Opener Controller Controller brought a mystified psychedelic aroma to the stage. Lead singer Nirmala Basnayake made like Grace Slick with her howling echo vocals that sound part demonic and part inviting. With disco beats mixed with stabbing guitar lines, Controller Controller made for a bizarre mish-mash of sounds from their first full length – X-amounts. Although the mix was rough at first, the band gained steam throughout their brief set, which soon had the young fans wide eyed and spaced out. Despite their raw edge, the five-piece can hold a dance floor or edgy night club with conviction.

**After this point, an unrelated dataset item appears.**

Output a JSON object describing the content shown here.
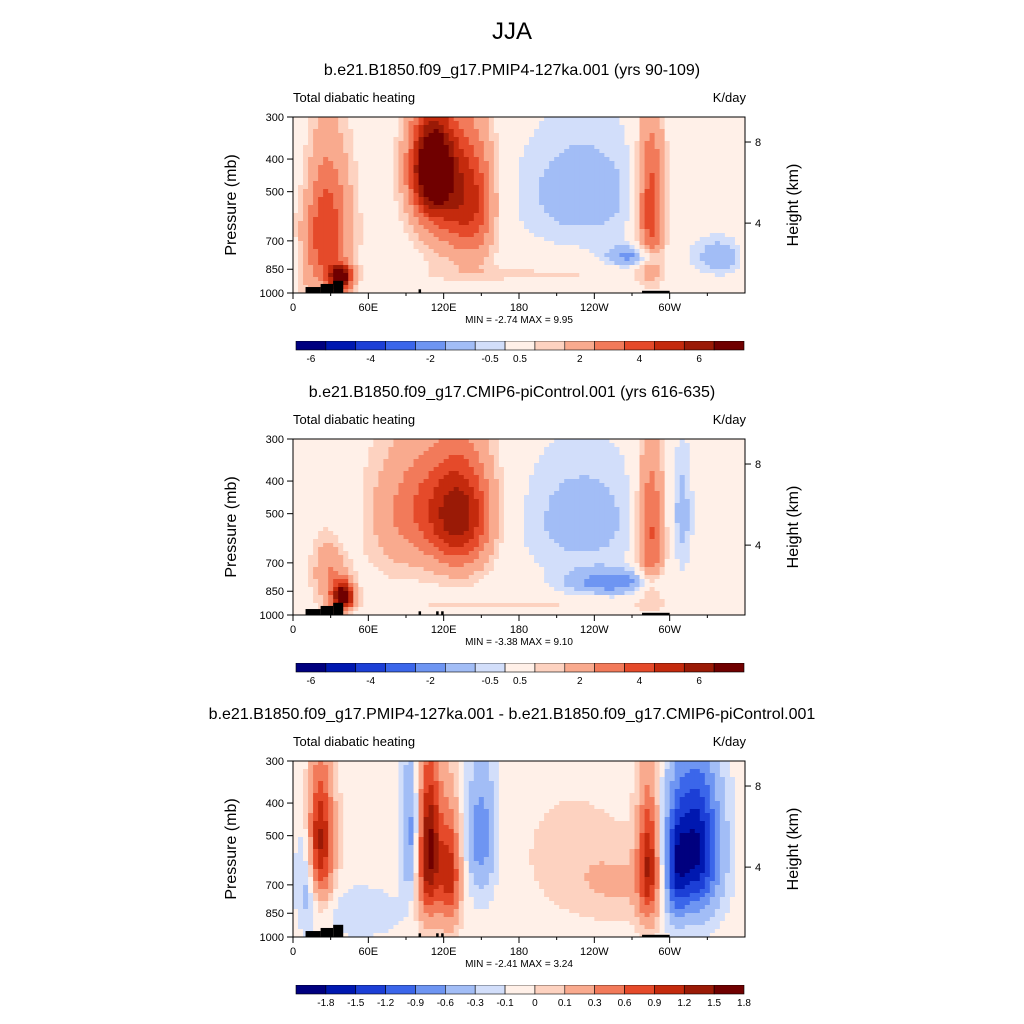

OK Go fit into the mold of today’s trendy angular dance rock bands, but their sound hails with the over-the top rock of classic rock bands like Cheap Trick. On their second show back from a tour of England, they opened with a cover of the Talking Head’s “Up All Night,” and OK Go pole vaulted the audience into familiar waters. Lead singer Damian Kulash was all over the place – emulating the guitar gymnastics of Pete Townshend, the elastic faces of Mick Jagger and the staccato voiced pyrotechnics of the Hive’s Pelle Almqvist. As the paisley patterns continued to project, OK GO went with their standard fare of two album material. At one point Kulash gave a fan in the crowd $10 to order him a double Jameson with no ice, before diving into a cover of Electric Light Orchestra’s “Don’t Bring Me Down.”
Kulash is easily the centerpiece of the band, going off on tangent raps, while his band-mates looked down as if they’d heard these ramblings before. But it’s their now infamous encore, a choreographed dance version of “ A Million Ways,” that earned the biggest response of the night. If there is such thing as being swank and tacky – OK Go certainly is it.